On pourrait donc dire que l’écriture numérique est plus proche du geste mystérieux de Jésus (il n’y a pas d’instrument, pas de machine, juste un peu de sable, quelques grains (quelle résolution ?), disons une certaine quantité de pixels…) qu’à une inscription autographe (comme au moyen âge) ou qu’à un imprimé (comme après Guttemberg). Parce que l’écriture manuelle et mécanique se fait sur un support. (introduisant par là un troisième objet, un objet qui se pérennise et se monumentalise facilement).
À partir de l’invention de l’imprimerie, tout le monde prend bien conscience de l’impact de l’innovation qui vient de se produire. Que les livres vont avoir beaucoup plus de chance d’être lus, que beaucoup plus de gens y auront accès ; c’est la naissance de l’Humanisme.

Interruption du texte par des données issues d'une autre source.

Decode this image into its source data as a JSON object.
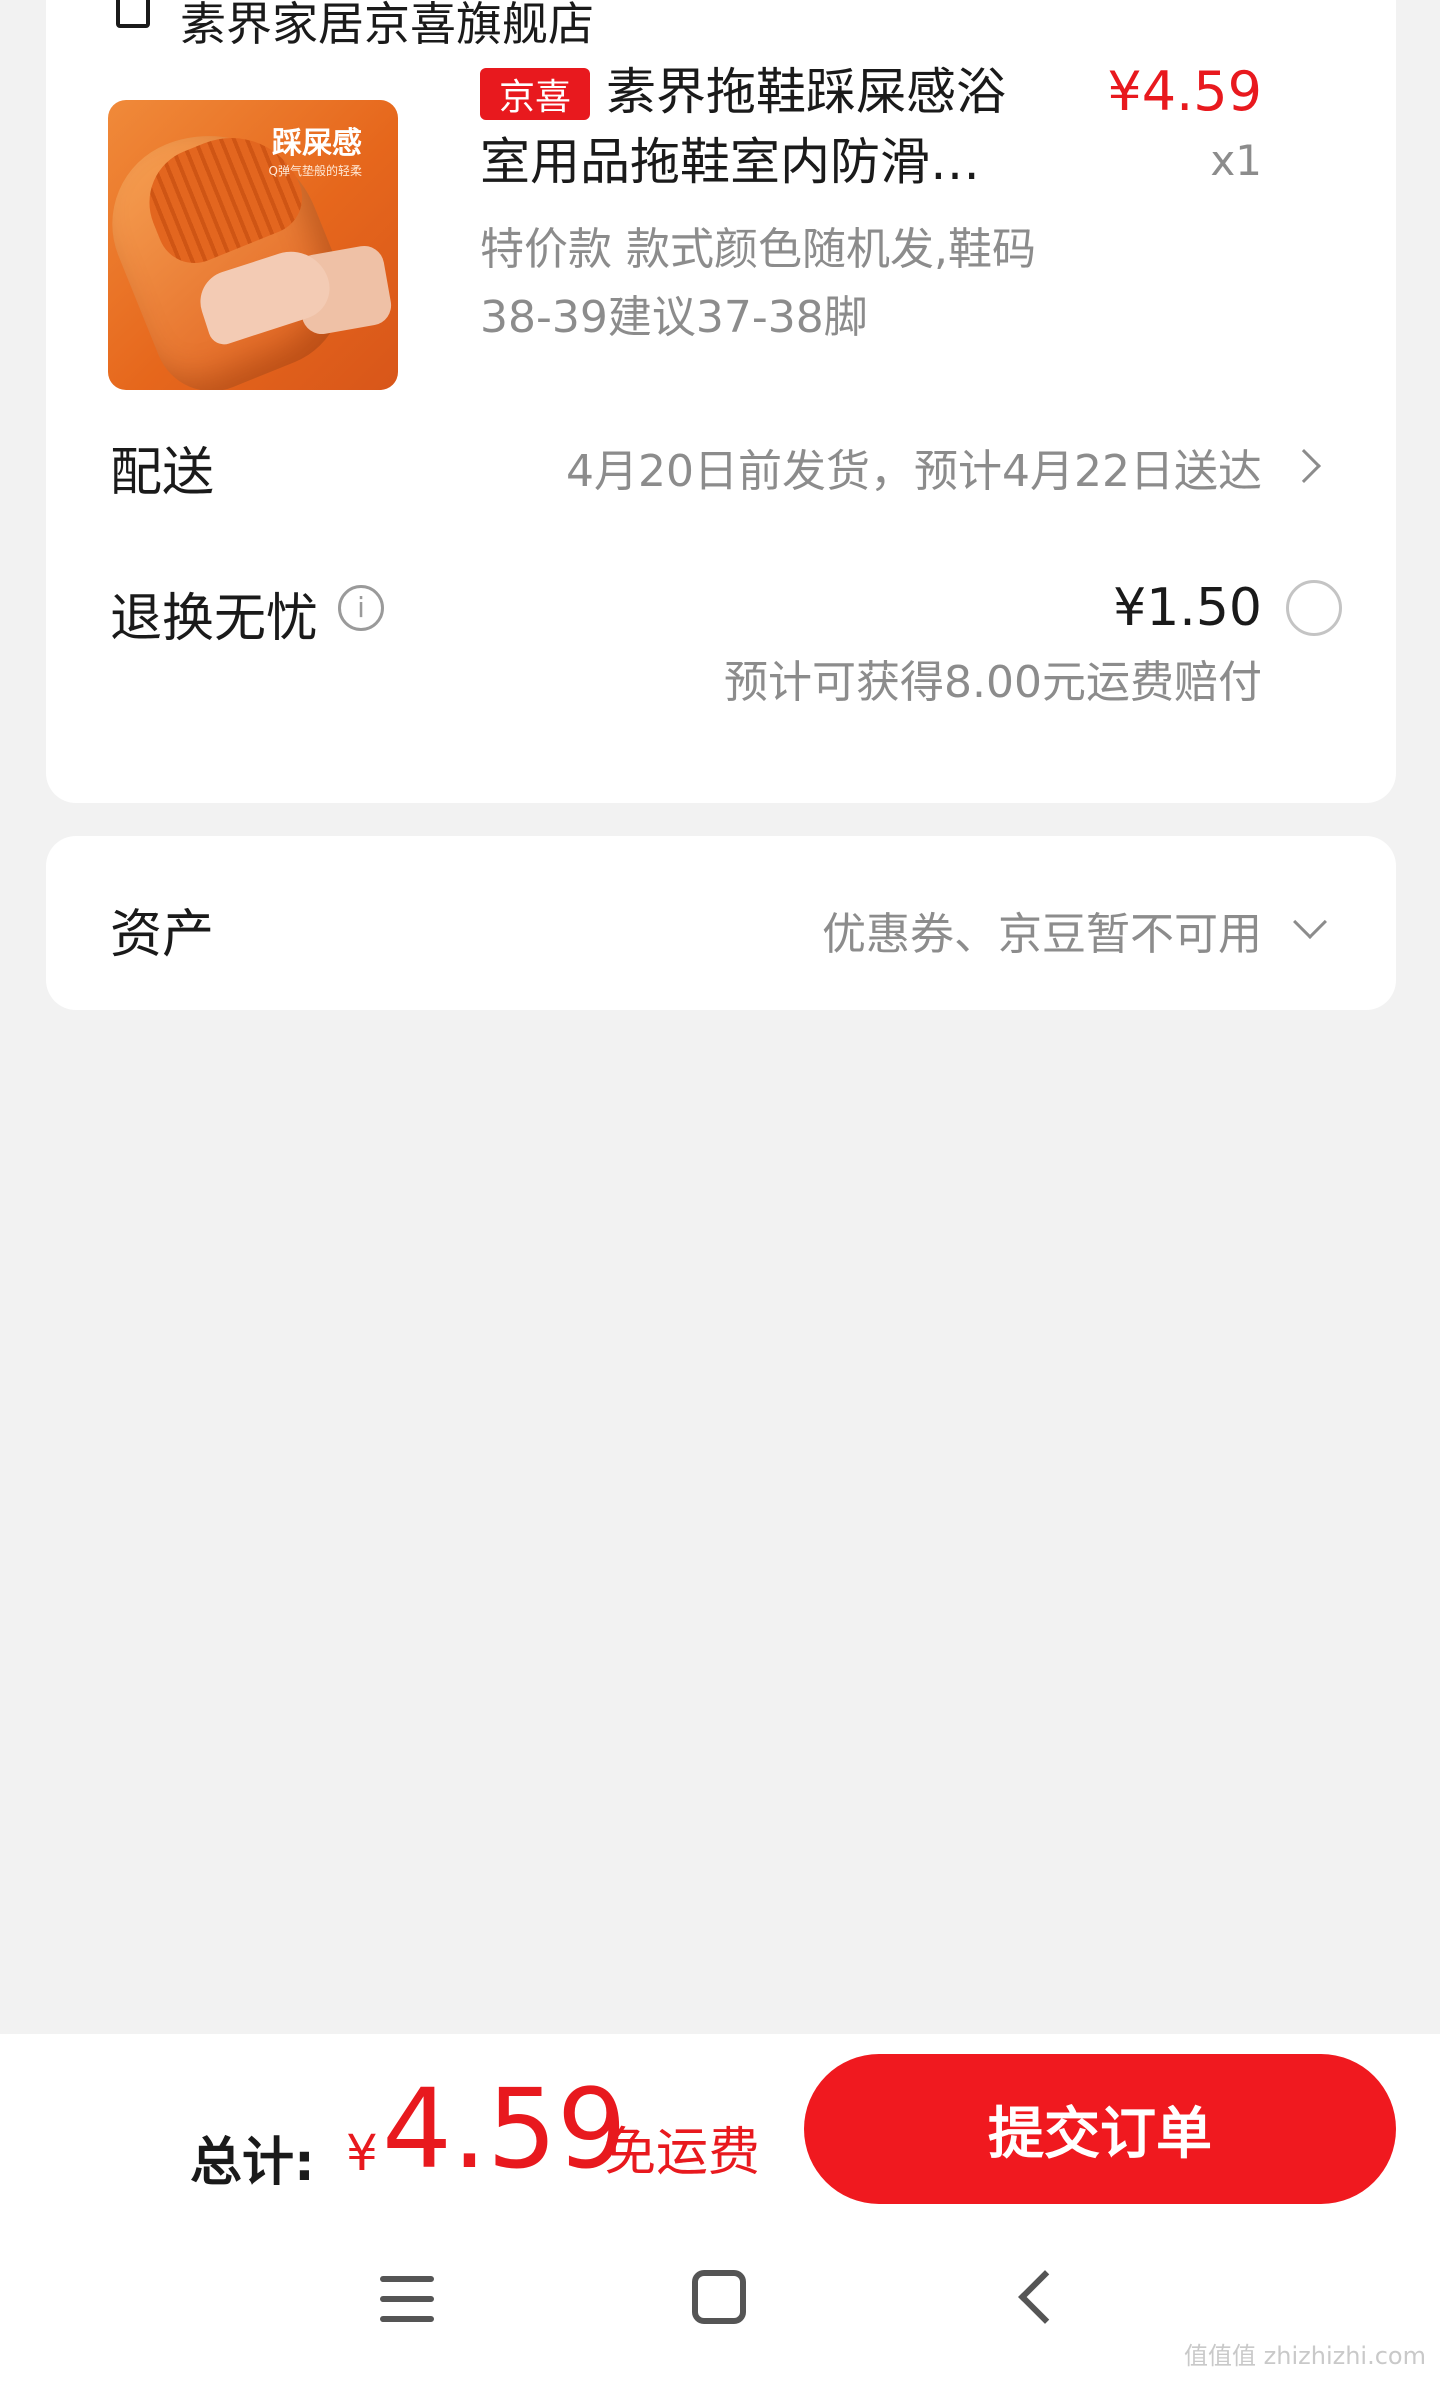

La mise à disposition des ressources électroniques engage, sans doute, un nouveau changement. Elle le fait en avançant et en reculant, il y a de la perte et du gain :
Le prestige, la noblesse du geste d’écrire (geste dont les animaux ne sont pas capables) ne débouche plus forcément sur la production d’un livre. Il peut s’agir d’une écriture pour rien, sinon pour démontrer qu’elle émane de l’humanité (après tout, c’est peut-être la fonction principale de cette notation johannique, elle insiste sur l’incarnation, sur l’humanité du Christ). Ce travail d’écrire n’est plus rentabilisé par la production matérielle d’un livre.
Ceci me suggère une réflexion annexe :
Pour remédier à ce sentiment de perte (de perte corporelle), les plus nostalgiques collectionnent des autographes, ou des manuscrits autographes.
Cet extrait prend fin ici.